When I do leave, I’ll be heading to NYC, where I’ll get to spend the better part of a day seeing my Joanna (my youngest sister), Jonathan (brother-in-law), my mother, and Leo, my newest nephew.  Until now I’ve had to be satisfied with photos and videos, but soon I’ll get to hold him for myself.  I’m looking forward to meeting him.

It has been a fruitful trip.  My father did arrive, and I got much done that I needed to do.  I spent many days hiking Shikhin’s hills, and I was able to see archaeological features that others had told me about, and in some cases mis-identified.  Now I can say with some confidence that of Shikhin’s three hills, the village, its synagogue, pottery and lamp industry, as well as grape pressing, occupied the northernmost hill. (If you fly to 32° 46.077'N / 35° 16.401'E on Google Earth, you’ll see this hill.  You’ll see Highway 77 to the north, agricultural fields to the north, east, and west, and a modern village called Hoshaya further to the east.  You’ll be able to click on links to photos of the ancient site of Sepphoris [Tsipori or Zippori National Park] to the south, near the modern village of Tsipori, which adopted the name of the ancient city.) 

The middle hill had tombs and some grape pressing industry as well.  Now I know that the tombs probably did not extend to the southern hill, which also supported some industries that I can’t yet identify.  Jebel Qat, which is the hill immediately to the east, housed some tombs and both grape and olive pressing.  Remnants of limestone quarries are everywhere, which, I reason, supported the building of the city of Sepphoris, since the village houses used fieldstones, whereas in the city they could afford to pay for nicely cut stones.  There don’t seem to be enough tombs.
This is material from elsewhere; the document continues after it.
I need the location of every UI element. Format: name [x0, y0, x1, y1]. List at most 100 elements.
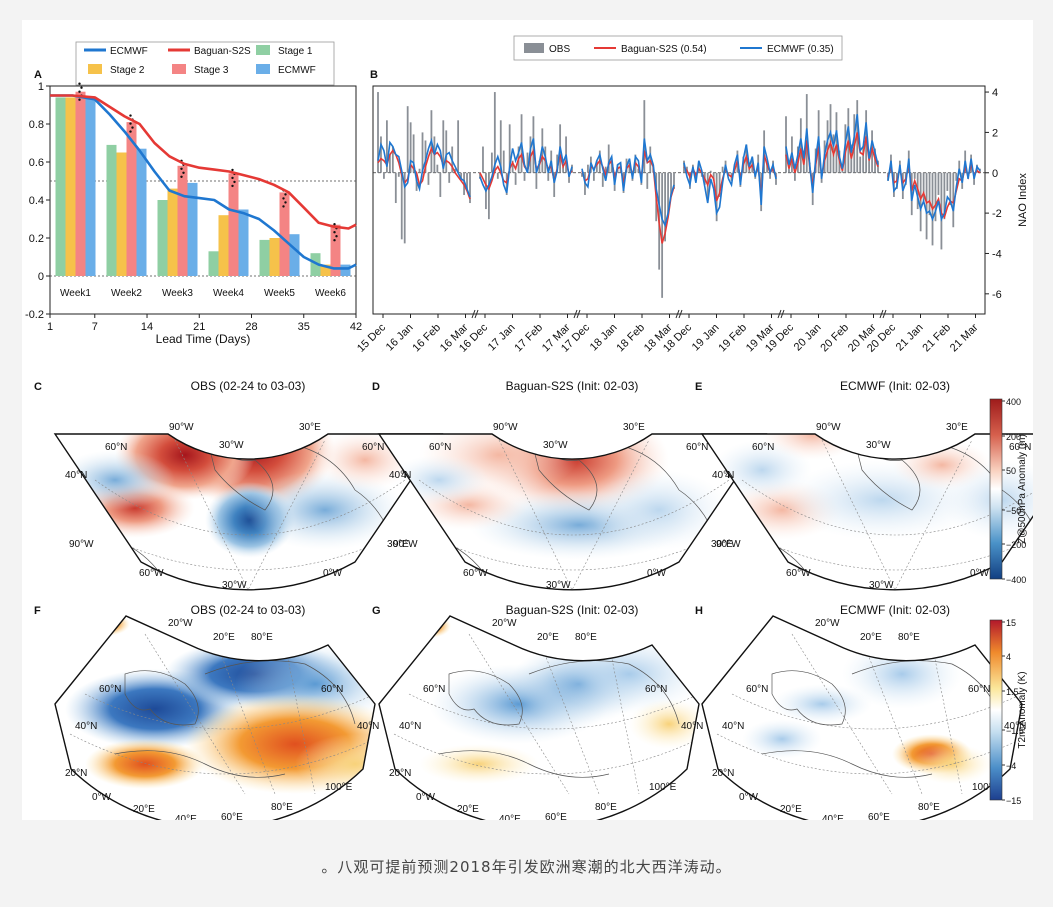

I’ve identified two more miqvehs, or ritual baths, and I found a tomb that robbers had destroyed on the interior, probably looking for treasure.  They used a wrecking bar to dig into the soft chalk, almost completely wiping out the ancient carved “arcosolia,” or arched niches in the walls.  I found what remained of one, with the adze marks of the ancient workers still visible in the stone.  More lie beneath the soil that has silted in over 1,600 years, so we still might recover some information.  I kept the wrecking bar.
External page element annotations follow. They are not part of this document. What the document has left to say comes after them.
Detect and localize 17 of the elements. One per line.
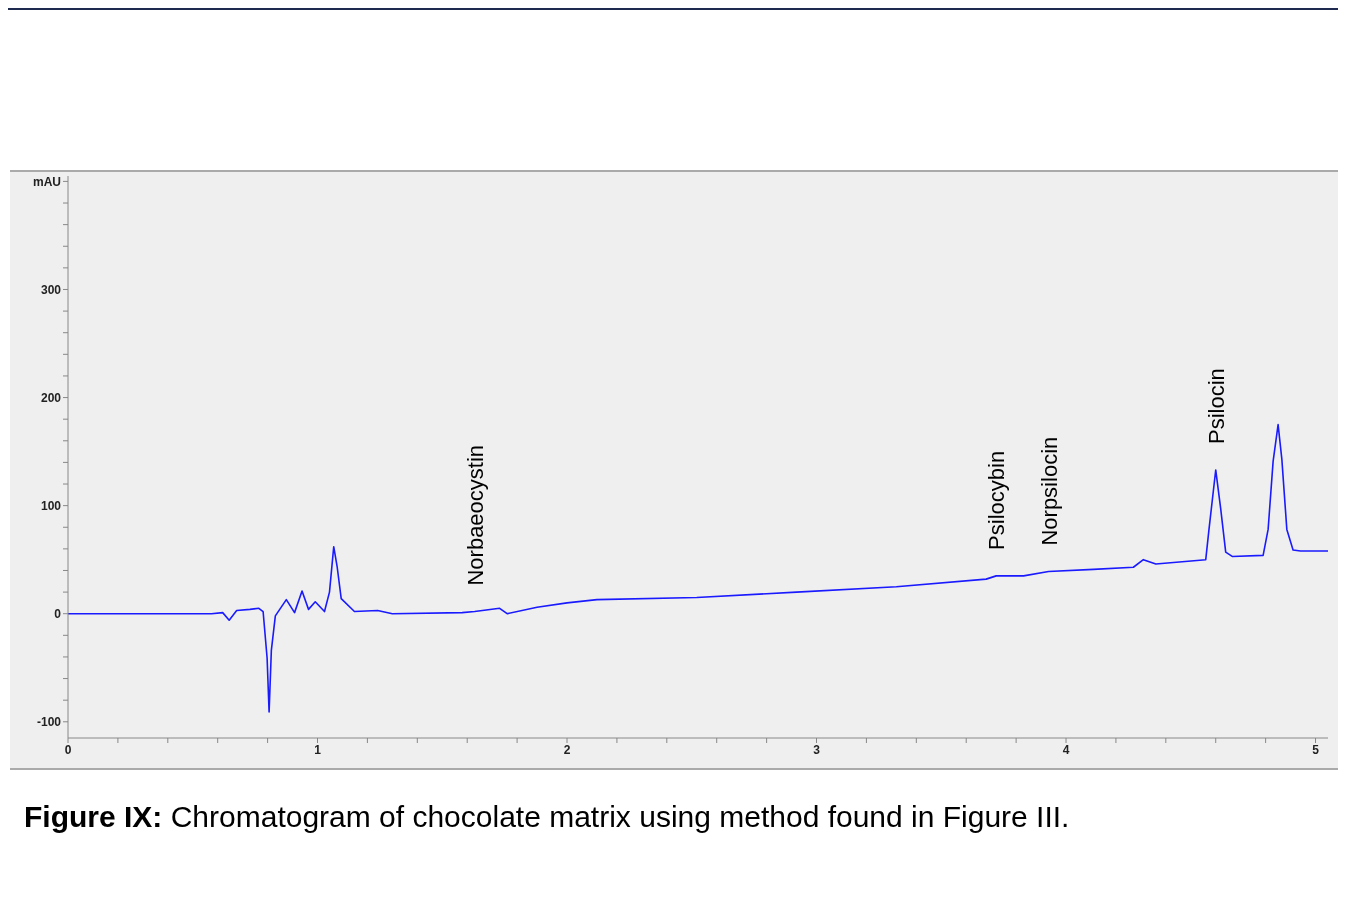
x-tick-label: 0	[64, 742, 72, 757]
y-tick-label: mAU	[32, 174, 61, 189]
annotation: Psilocin	[1203, 368, 1229, 444]
y-tick-label: 300	[40, 282, 62, 297]
annotation: Norbaeocystin	[462, 444, 488, 586]
text: Figure IX: Chromatogram of chocolate matrix using method found in Figure III.	[24, 800, 1071, 834]
y-tick-label: 100	[40, 498, 62, 513]
x-tick-label: 4	[1062, 742, 1070, 757]
annotation: Psilocybin	[984, 450, 1010, 550]
x-tick-label: 5	[1312, 742, 1320, 757]
y-tick-label: -100	[36, 715, 62, 730]
y-tick-label: 0	[54, 606, 62, 621]
annotation: Norpsilocin	[1036, 436, 1062, 546]
x-tick-label: 1	[314, 742, 322, 757]
x-tick-label: 2	[563, 742, 571, 757]
y-tick-label: 200	[40, 390, 62, 405]
x-tick-label: 3	[813, 742, 821, 757]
On Wednesday and Thursday my Israeli partner, Motti Aviam, graciously toured my father and me to ancient sites.  We saw et-Tell (which the excavator, Rami Arav, thinks is ancient Bethsaida, mentioned in the Gospels, among other places), el-Araj (another potential site for Bethsaida), Magdala, Hamam, Huqoq, Khirbet Kur, Omrit, Kedesh, and Bar ‘Am.  Many people have never heard of most of these, but they are crucial for understanding Galilee from the Hellenistic through the Roman periods, during which Shikhin flourished and was finally abandoned, never to see settlement again.  It is also the time that gave birth to Christianity and the Judaism of the Talmuds, so if you want to understand the beginnings of those religions, it sure helps to know something about the people who lived in this place in that time.  Ideas, after all, don’t float free in the ether, but are tied to bodies and objects, smells and sounds, and other realities of human existence.
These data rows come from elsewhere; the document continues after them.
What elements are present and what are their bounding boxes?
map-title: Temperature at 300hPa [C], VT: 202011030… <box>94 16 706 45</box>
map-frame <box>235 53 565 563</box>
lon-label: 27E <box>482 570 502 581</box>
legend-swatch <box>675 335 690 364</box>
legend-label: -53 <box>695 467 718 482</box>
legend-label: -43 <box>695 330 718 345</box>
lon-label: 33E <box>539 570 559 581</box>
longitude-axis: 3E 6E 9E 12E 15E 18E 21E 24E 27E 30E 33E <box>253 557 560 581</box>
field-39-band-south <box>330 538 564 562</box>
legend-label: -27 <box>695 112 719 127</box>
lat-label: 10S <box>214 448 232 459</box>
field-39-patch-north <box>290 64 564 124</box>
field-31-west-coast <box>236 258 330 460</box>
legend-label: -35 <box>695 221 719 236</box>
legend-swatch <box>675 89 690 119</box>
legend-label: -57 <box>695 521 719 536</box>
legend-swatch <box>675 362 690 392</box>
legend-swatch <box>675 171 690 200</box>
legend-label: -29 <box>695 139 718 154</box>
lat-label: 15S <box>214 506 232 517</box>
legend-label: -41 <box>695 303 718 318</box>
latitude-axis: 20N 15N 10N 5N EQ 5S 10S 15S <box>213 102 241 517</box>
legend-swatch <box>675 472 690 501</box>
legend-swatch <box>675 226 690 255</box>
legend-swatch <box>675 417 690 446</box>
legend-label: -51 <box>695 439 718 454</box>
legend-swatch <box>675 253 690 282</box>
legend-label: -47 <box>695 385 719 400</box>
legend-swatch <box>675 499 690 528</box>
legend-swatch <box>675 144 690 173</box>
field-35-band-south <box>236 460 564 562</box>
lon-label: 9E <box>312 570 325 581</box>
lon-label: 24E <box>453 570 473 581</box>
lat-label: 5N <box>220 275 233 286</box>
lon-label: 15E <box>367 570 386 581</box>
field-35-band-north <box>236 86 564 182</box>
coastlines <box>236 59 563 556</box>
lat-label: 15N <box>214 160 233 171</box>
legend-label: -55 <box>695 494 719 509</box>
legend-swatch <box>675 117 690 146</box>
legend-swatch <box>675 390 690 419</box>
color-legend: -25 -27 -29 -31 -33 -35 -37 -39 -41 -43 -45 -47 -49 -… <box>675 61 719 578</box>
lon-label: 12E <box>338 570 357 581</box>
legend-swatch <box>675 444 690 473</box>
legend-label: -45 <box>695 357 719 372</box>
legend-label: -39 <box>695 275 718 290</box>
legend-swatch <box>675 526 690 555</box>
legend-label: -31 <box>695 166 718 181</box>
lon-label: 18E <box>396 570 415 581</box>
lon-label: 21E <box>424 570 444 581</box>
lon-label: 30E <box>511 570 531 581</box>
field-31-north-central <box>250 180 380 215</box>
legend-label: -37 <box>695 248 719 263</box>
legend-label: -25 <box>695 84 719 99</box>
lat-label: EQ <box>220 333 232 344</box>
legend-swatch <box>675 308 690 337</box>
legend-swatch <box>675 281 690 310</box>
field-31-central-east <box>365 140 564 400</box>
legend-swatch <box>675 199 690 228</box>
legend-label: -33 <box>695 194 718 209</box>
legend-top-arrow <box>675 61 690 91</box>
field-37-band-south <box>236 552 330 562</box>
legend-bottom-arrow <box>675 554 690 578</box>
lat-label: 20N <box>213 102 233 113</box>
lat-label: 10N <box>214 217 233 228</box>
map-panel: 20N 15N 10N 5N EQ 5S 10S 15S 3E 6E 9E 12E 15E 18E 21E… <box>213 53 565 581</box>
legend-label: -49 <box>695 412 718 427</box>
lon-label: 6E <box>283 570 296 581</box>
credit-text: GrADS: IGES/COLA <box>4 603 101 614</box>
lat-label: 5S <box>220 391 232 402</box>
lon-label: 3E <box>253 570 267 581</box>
The same is true today, of course, as politicians and devout people (sometimes they’re the same people, sometimes not) try to figure out how in the world to solve the problems that beset us.  It seems we can only make limited progress.  I don’t think that should stop us.  Jesus, after all, had no illusions about human failings when he announced that God’s kingdom had already arrived.   That’s probably because he read the Bible.  For their part, the Sages, who read the same Bible, reasoned hard about how to live out God’s Torah in a world that did not cooperate with them.  Later, Muhammad would take up a similar task.  All three bequeathed their struggles to their various heirs.

So, pray for peace, and live to bring it about.